For pure bending panel/shell structures and for panel/shell structures sized by in-plane compression or shear buckling, sandwich is almost always is the most efficient design.
It is rarely used these days for aerospace external panels because of maintenance worries. However, it almost always results in the lightest AND cheapest design for hand laid panels. If automatic tape laying is used then sandwich can be a bit more expensive, as typically only one face can be tape laid.
The maintenance issues are because with honeycomb a lot of moisture ingress is possible. Freeze-thaw and chemistry can then damage the panel badly. With the all-aluminium honeycomb sandwich design for Boeing "fore-flaps" and DAC "flap vanes" (the smaller airfoils in front of the main flaps), moisture ingress used to result in complete loss of the part distressingly frequently. Concorde rudders were also honeycomb sandwich and suffered from in-service failures. However, numerous other sandwich structures survived long lives with negligible trouble. For instance, the whole wing covers of the Beech Starship biz "jet prop" were sandwich; as far as I'm aware they never gave any trouble. Biz jet fuselages are often sandwich as well.
(Honeycomb, especially metal honeycomb, is almost always a bit lighter and cheaper than good foam, though lower temperature foam such as polyurethane can be cheaper. If the application is sufficiently undemanding then PVC or similar can be used.
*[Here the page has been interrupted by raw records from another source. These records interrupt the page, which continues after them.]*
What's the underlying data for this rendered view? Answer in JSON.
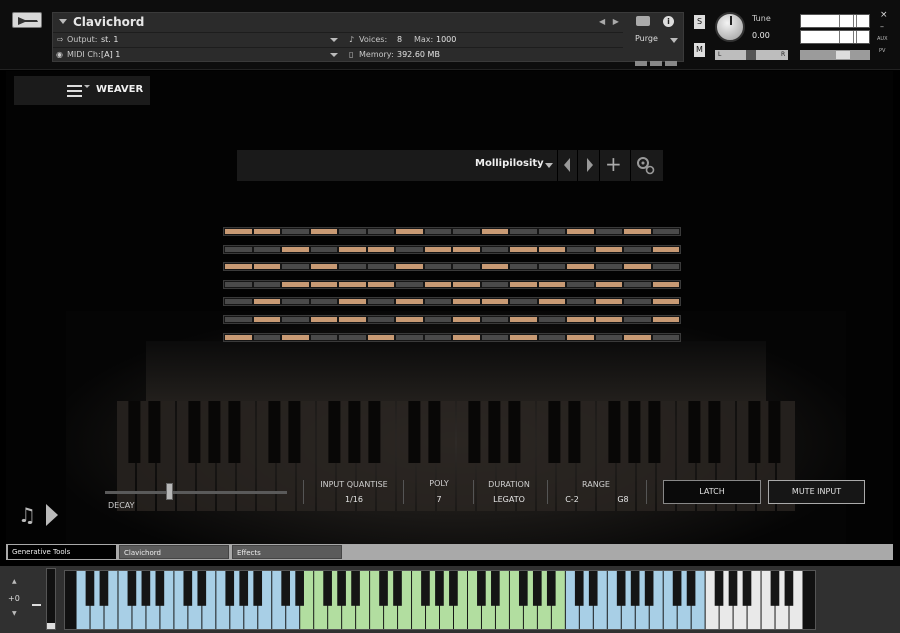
{
  "header": {
    "instrument_name": "Clavichord",
    "output_label": "Output:",
    "output_value": "st. 1",
    "midi_label": "MIDI Ch:",
    "midi_value": "[A]  1",
    "voices_label": "Voices:",
    "voices_value": "8",
    "max_label": "Max:",
    "max_value": "1000",
    "memory_label": "Memory:",
    "memory_value": "392.60 MB",
    "purge_label": "Purge",
    "info_label": "i",
    "s_label": "S",
    "m_label": "M",
    "tune_label": "Tune",
    "tune_value": "0.00",
    "pan_left": "L",
    "pan_right": "R",
    "close_label": "×",
    "minus_label": "–",
    "aux_label": "AUX",
    "pv_label": "PV"
  },
  "weaver": {
    "logo_text": "WEAVER",
    "preset_name": "Mollipilosity",
    "add_label": "+"
  },
  "sequencer": {
    "steps": 16,
    "on_color": "#c89a74",
    "off_color": "#4a4a4a",
    "rows": [
      [
        1,
        1,
        0,
        1,
        0,
        0,
        1,
        0,
        0,
        1,
        0,
        0,
        1,
        0,
        1,
        0
      ],
      [
        0,
        0,
        1,
        0,
        1,
        1,
        0,
        1,
        1,
        0,
        1,
        1,
        0,
        1,
        0,
        1
      ],
      [
        1,
        1,
        0,
        1,
        0,
        0,
        1,
        0,
        0,
        1,
        0,
        0,
        1,
        0,
        1,
        0
      ],
      [
        0,
        0,
        1,
        1,
        1,
        1,
        0,
        1,
        1,
        0,
        1,
        1,
        0,
        1,
        0,
        1
      ],
      [
        0,
        1,
        0,
        0,
        1,
        0,
        1,
        0,
        1,
        1,
        0,
        1,
        0,
        1,
        0,
        1
      ],
      [
        0,
        1,
        0,
        1,
        1,
        0,
        1,
        0,
        1,
        0,
        1,
        0,
        1,
        1,
        0,
        1
      ],
      [
        1,
        0,
        1,
        0,
        0,
        1,
        0,
        0,
        1,
        0,
        1,
        0,
        1,
        0,
        1,
        0
      ]
    ]
  },
  "controls": {
    "decay_label": "DECAY",
    "decay_level": 0.35,
    "input_quantise_label": "INPUT QUANTISE",
    "input_quantise_value": "1/16",
    "poly_label": "POLY",
    "poly_value": "7",
    "duration_label": "DURATION",
    "duration_value": "LEGATO",
    "range_label": "RANGE",
    "range_low": "C-2",
    "range_high": "G8",
    "latch_label": "LATCH",
    "mute_label": "MUTE INPUT",
    "note_icon": "♫"
  },
  "tabs": [
    {
      "label": "Generative Tools"
    },
    {
      "label": "Clavichord"
    },
    {
      "label": "Effects"
    }
  ],
  "keyboard": {
    "octave_value": "+0",
    "white_keys": 52,
    "blue_color": "#a8cfe6",
    "green_color": "#b2dea0",
    "white_color": "#e9e9e9",
    "blue_range_1": [
      0,
      16
    ],
    "green_range": [
      16,
      35
    ],
    "blue_range_2": [
      35,
      45
    ]
  }
}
This is common with kayaks and the like, where the increased impact tolerance of flexible foam is also of benefit.)
Even with a good closed-cell foam, moisture ingress can be a problem after delamination due to impact.
Then, because sandwich design essentially divides the skin into two surfaces, plus the efficieny gains thinning the skins even more, the external surface can be very vulnerable to impacts. The sandwich can be made asymmetric, with the external skin nice and thick, but this trades off some of the efficiency gains from being sandwich.
Analysis of sandwich is complicated by various local buckling modes, though it's arguably no more complicated than a stiffened panel, and is much easier to size.
Further complications with sandwich are how to achieve 'point' contacts for fittings, etc. A block of heavy core or resin can be inserted, or a "pan-down" design can be used and attachment made to a locally increased thickness of single skin.